Patients with COPD experience more frequent exacerbations in the winter. However, little is known about the impact of the seasons on exacerbation characteristics.
Between November 1, 1995, and November 1, 2009, 307 patients in the London COPD cohort (196 men; age, mean, 68.1 years [SD, 8.4]; FEV1, mean, 1.12 L [SD, 0.46]; FEV1, mean, % predicted, 44.4% [SD, 16.1]) recorded their increase in daily symptoms and time outdoors for a median of 1,021 days (interquartile range [IQR], 631-1,576). Exacerbation was identified as ≥ 2 consecutive days with an increase in two different symptoms.

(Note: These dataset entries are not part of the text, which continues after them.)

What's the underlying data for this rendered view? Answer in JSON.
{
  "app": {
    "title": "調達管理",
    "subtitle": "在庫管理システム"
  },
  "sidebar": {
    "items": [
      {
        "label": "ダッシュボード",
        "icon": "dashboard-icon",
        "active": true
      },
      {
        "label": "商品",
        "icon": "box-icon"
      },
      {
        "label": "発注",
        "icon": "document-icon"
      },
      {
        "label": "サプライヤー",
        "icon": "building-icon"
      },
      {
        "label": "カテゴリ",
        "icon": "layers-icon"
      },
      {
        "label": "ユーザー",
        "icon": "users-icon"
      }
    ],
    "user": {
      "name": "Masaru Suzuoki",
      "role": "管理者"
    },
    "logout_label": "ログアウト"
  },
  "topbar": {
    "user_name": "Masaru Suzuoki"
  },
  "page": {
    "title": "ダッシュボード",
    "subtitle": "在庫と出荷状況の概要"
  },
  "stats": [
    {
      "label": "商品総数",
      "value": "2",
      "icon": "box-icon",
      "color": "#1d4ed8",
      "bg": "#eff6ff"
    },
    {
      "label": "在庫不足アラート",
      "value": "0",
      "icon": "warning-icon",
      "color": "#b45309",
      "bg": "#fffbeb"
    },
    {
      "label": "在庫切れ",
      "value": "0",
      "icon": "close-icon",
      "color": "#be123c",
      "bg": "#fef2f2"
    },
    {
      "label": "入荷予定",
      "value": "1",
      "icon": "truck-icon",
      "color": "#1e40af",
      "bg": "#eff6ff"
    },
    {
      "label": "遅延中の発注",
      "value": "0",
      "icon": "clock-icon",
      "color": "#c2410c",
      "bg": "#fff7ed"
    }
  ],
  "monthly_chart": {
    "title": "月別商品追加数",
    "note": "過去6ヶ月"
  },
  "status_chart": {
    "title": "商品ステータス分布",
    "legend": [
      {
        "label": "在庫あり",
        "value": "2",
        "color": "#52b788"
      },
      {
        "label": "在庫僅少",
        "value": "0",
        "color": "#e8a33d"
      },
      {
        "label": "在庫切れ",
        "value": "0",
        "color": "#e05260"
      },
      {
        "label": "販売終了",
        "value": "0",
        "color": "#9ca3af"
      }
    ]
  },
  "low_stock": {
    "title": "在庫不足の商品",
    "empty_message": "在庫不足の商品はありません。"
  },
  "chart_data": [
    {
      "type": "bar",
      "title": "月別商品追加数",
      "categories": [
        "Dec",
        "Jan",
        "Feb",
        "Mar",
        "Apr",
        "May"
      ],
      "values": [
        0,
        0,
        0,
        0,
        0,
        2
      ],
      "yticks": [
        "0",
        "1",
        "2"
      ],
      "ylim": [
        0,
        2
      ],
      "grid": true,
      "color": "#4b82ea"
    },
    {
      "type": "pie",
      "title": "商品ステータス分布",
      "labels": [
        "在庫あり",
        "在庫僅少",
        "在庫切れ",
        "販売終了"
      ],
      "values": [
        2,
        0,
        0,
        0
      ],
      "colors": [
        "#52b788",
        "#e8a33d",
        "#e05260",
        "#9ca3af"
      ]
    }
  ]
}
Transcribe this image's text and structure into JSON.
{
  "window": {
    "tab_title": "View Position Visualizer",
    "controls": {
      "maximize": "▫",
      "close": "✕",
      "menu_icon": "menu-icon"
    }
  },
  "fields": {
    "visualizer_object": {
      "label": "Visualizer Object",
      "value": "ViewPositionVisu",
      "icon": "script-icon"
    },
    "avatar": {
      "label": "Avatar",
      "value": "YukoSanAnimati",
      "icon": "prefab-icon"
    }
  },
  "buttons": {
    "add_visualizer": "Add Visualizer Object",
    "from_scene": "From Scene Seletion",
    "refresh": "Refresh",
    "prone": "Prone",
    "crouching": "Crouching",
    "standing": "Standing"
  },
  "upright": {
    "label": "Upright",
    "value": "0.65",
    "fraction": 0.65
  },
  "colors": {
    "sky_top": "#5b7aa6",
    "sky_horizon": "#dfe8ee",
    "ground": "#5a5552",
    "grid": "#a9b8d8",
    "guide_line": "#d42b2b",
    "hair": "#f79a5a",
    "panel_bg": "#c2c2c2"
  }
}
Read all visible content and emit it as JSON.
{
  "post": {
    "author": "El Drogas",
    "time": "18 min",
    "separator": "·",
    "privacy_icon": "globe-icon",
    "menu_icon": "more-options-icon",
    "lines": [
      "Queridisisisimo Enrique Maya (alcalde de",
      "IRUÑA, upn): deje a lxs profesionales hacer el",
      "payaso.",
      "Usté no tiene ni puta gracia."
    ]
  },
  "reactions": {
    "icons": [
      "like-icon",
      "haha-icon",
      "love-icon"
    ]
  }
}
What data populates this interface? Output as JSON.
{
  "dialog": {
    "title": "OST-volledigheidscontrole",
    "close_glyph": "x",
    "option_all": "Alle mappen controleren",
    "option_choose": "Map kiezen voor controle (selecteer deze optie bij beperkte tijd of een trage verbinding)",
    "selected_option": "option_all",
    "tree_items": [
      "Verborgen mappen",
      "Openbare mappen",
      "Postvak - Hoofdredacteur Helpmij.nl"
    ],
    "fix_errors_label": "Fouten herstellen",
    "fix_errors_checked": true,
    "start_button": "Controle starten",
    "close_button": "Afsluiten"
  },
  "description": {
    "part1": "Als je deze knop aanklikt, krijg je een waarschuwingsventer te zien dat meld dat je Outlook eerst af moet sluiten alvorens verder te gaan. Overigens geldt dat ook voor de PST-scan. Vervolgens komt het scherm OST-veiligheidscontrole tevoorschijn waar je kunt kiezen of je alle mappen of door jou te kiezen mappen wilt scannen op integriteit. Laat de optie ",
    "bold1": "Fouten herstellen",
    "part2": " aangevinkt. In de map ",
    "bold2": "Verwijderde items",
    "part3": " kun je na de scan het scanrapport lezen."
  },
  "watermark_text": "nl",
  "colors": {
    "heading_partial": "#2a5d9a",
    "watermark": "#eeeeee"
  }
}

There were 1,052 exacerbations in the cold seasons (November to February), of which 42.5% and 50.6% were patients who had coryzal and cough symptoms, respectively, compared with 676 exacerbations in the warm seasons (May to August), of which 31.4% and 45.4% were in patients who had coryzal and cough symptoms, respectively (P < .05). The exacerbation recovery period was longer in the cold seasons (10 days; IQR, 6-19) compared with the warm seasons (9 days; IQR, 5-16; P < .005). The decrease in outdoor activity during exacerbation, relative to a pre-exacerbation period (−14 to −8 days), was greater in the cold seasons (−0.50 h/d; IQR, −1.1 to 0) than in the warm seasons (−0.26 h/d; IQR, −0.88 to 0.18; P = .048). In the cold seasons, 8.4% of exacerbations resulted in patients who were hospitalized, compared with 4.6% of exacerbations in the warm seasons (P = .005).
Exacerbations are more severe between November and February. This contributes to the increased morbidity during the winter seasons.